V. Thèses des parties

[22] Le demandeur, M. Bacon St-Onge, réclame des peines très sévères. Il insiste principalement sur le fait que, pour MM. Simon et Hervieux et Mme Vachon, il s’agit d’un deuxième outrage au tribunal. Cela justifierait l’imposition de peines qui seraient le double de celles que le juge Lafrenière avait imposées. M. Bacon St-Onge remet également en question la crédibilité du témoignage des intimés et la sincérité des excuses ou des explications qu’ils ont offertes. De plus, il insiste lourdement sur les moyens financiers des intimés, notamment ceux de Me Gauthier. Il réclame donc des amendes de 20 000 $ à l’égard de M. Hervieux et Mme Vachon, de 40 000 $ à l’égard de M. Simon et de 100 000 $ à l’égard de Me Gauthier.

[23] M. Hervieux a témoigné à l’audience. Il a affirmé qu’en versant le montant de l’amende dans le compte en fidéicommis de Me Gauthier, il croyait se conformer à l’ordonnance du juge Lafrenière. Il s’excuse de la situation et soutient que s’il avait été mieux renseigné, il n’aurait pas agi ainsi. Mme Vachon était également présente à l’audience. Afin d’écourter les débats, il a été convenu qu’elle donnerait les mêmes réponses que M. Hervieux si elle était interrogée. M. Simon, quant à lui, ne s’est pas présenté à l’audience, alléguant des problèmes de santé. Il n’a pas cherché à transmettre de déclaration à la Cour.

[24] Se fondant sur ces faits, MM. Simon et Hervieux et Mme Vachon réclament un sursis de peine, comme ce fut le cas dans l’affaire Algonquins de la bande du lac Barrière c Canada (Procureur général), [1996] ACF no 666. À titre subsidiaire, ils suggèrent des travaux communautaires ou une amende n’excédant pas 5000 $.

[25] Me Gauthier a témoigné à l’audience. Il a décrit l’atmosphère d’animosité qui régnait entre les parties entre le moment où le juge Lafrenière a rendu sa décision et l’échéance pour payer les amendes. Il a affirmé qu’il croyait sincèrement à l’interprétation de l’ordonnance du juge Lafrenière qu’il a mise de l’avant lors de l’audience sur la culpabilité, même si j’ai subséquemment rejeté cette interprétation. Il a également rappelé les raisons pour lesquelles il estimait qu’il n’était pas dans l’intérêt de ses clients de verser le montant des amendes au greffe de la Cour.

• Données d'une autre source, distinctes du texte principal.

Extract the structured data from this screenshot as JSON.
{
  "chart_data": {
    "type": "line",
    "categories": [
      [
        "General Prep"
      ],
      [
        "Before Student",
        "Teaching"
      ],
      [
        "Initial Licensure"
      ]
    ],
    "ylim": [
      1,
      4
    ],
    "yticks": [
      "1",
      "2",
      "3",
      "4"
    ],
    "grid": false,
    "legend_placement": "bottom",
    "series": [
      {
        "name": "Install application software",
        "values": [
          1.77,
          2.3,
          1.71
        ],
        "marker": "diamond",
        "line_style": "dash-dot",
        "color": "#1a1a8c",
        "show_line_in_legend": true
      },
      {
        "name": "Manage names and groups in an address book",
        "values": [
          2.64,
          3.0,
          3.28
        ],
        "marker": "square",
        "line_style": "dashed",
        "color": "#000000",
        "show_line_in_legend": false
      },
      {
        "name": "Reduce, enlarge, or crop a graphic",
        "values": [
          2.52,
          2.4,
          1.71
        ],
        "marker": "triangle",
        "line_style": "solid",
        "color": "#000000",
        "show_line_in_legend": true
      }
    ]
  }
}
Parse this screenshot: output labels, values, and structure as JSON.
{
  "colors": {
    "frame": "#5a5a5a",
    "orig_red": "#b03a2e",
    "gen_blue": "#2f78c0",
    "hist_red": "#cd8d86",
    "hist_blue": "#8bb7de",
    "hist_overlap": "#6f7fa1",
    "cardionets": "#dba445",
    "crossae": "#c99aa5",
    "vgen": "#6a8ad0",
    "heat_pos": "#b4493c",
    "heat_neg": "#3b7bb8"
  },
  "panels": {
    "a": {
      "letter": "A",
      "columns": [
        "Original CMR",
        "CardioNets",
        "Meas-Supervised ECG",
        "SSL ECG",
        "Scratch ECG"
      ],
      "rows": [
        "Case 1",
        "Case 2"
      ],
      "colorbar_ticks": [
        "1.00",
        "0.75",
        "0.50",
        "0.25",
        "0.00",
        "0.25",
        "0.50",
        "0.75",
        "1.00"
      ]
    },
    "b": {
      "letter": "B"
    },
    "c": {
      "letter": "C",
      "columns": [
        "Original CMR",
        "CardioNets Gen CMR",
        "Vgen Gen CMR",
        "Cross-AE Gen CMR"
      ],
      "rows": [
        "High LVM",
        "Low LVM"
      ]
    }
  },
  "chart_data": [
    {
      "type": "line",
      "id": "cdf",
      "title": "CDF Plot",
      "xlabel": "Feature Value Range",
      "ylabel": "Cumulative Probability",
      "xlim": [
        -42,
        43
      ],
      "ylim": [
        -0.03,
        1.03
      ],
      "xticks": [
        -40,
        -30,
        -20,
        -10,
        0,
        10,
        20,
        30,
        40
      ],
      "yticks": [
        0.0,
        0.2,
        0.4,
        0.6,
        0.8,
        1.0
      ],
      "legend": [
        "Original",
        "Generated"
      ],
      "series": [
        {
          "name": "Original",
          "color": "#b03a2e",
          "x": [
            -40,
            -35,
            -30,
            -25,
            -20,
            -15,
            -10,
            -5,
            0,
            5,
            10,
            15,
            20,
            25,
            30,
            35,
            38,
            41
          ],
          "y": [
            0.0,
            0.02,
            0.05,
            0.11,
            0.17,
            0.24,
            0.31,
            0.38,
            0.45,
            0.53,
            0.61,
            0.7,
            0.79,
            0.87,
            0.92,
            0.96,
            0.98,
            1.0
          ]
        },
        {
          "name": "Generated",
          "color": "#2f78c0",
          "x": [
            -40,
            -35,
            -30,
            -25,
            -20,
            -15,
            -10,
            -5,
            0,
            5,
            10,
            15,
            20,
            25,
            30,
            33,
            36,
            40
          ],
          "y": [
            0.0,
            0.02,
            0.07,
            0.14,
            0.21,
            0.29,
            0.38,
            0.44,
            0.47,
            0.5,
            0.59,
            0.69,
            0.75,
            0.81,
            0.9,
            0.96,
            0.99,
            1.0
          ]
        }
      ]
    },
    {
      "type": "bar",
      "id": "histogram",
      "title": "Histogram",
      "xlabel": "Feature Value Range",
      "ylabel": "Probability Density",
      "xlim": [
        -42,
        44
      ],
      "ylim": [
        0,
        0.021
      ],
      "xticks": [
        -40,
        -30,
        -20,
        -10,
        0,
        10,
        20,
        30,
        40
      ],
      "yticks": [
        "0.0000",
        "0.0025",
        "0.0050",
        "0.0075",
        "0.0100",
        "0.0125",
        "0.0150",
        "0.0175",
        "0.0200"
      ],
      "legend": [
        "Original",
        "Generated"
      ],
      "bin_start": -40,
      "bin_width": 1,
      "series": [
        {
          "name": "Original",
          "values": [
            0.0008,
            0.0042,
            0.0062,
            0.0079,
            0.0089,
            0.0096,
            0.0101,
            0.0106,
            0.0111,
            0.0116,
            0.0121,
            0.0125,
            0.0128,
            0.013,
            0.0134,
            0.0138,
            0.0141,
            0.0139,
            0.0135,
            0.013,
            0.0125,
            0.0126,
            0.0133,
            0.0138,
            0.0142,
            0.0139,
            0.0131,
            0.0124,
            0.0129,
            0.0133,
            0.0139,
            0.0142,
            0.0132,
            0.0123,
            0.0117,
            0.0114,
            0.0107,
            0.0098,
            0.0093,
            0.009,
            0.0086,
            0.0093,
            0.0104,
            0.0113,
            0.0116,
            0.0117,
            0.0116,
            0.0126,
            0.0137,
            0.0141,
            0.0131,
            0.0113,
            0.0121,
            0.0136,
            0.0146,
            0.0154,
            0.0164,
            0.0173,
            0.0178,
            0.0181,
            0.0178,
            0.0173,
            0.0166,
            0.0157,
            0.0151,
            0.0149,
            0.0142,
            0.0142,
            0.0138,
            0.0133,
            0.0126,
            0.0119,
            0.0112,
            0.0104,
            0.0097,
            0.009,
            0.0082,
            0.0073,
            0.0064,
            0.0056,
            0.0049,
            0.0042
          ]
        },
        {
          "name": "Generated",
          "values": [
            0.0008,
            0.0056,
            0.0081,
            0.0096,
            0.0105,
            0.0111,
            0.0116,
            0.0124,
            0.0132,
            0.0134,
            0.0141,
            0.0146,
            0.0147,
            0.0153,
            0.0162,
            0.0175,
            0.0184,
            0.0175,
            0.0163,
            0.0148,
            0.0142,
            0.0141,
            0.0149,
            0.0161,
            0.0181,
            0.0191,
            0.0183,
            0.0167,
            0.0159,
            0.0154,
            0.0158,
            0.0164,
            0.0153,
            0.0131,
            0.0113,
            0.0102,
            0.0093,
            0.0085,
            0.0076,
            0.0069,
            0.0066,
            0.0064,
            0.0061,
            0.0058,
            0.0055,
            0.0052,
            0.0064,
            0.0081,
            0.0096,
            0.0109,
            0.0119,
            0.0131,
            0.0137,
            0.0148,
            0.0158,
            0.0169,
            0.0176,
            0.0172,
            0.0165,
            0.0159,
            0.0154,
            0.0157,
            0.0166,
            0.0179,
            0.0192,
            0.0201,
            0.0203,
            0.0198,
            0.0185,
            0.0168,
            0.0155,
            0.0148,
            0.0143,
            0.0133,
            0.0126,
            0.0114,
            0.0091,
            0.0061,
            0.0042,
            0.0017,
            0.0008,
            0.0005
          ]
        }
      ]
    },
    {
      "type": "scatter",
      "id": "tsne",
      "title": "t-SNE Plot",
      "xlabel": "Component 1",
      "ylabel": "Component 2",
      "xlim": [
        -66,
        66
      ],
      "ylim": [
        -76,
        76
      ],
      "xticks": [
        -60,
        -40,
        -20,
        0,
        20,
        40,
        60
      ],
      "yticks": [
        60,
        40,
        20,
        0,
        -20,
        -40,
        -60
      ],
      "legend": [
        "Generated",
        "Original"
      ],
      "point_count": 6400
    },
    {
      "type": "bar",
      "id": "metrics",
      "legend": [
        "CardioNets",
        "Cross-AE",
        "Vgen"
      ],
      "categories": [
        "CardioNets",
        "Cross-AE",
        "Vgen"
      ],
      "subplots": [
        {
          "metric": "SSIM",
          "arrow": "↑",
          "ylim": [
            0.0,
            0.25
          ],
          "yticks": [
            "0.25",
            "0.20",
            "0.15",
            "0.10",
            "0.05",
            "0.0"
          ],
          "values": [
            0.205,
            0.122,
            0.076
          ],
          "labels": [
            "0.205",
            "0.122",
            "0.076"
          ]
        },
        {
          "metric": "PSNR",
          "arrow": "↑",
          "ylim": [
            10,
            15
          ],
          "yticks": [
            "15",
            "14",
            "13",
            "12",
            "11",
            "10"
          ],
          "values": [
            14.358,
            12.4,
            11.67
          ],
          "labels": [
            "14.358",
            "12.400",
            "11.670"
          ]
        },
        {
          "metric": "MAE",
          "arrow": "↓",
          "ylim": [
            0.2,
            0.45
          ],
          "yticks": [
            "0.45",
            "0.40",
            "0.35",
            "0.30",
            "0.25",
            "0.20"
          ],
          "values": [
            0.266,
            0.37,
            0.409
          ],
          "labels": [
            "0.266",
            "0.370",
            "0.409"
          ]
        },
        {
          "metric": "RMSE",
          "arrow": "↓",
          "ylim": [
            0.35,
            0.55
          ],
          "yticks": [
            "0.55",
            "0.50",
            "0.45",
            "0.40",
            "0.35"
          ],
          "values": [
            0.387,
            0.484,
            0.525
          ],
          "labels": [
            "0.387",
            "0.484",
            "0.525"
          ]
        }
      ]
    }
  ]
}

Il affirme que son jugement a été affecté par la pression intense qu’il vivait alors et qu’avec le recul, il n’aurait pas dû agir ainsi. Il a également fait état des conséquences de la condamnation pour outrage au tribunal sur sa pratique et sa réputation au sein de la communauté juridique.

[26] Qualifiant la situation d’outrage technique, et insistant sur le fait que la situation d’outrage n’a duré que 18 jours et n’a pas causé de préjudice à qui que ce soit, Me Gauthier suggère qu’une amende de 1000 $ lui soit imposée. À titre subsidiaire, il offre d’effectuer des travaux d’utilité publique.

VI. Analyse

[27] La détermination de la peine à imposer en l’espèce n’est pas une tâche facile. La gamme des peines que notre Cour a imposées dans des affaires d’outrage au tribunal est très vaste. Des amendes de l’ordre de 500 $ à 3000 $ ont été imposées pour le refus de se conformer à une ordonnance de produire des documents aux autorités fiscales : voir le sommaire dans Bowdy’s Tree Service Ltd c Theriault International Ltd, 2020 CF 146 au paragraphe 12. Par contre, dans l’affaire Bremsak, une amende de 250 000 $ a été imposée à un syndicat qui avait fait fi, pendant plusieurs années, d’une ordonnance lui enjoignant de réintégrer la plaignante dans un poste électif.

[28] De plus, les parties n’ont pas attiré mon attention sur une décision qui traiterait d’un cas similaire. Il est donc difficile d’établir un point de comparaison.

[29] Je me propose donc d’analyser en premier lieu certains facteurs, notamment la gravité de l’infraction, qui sont communs à tous les intimés. J’envisagerai ensuite leur situation individuelle. Je traiterai enfin de la question des dépens.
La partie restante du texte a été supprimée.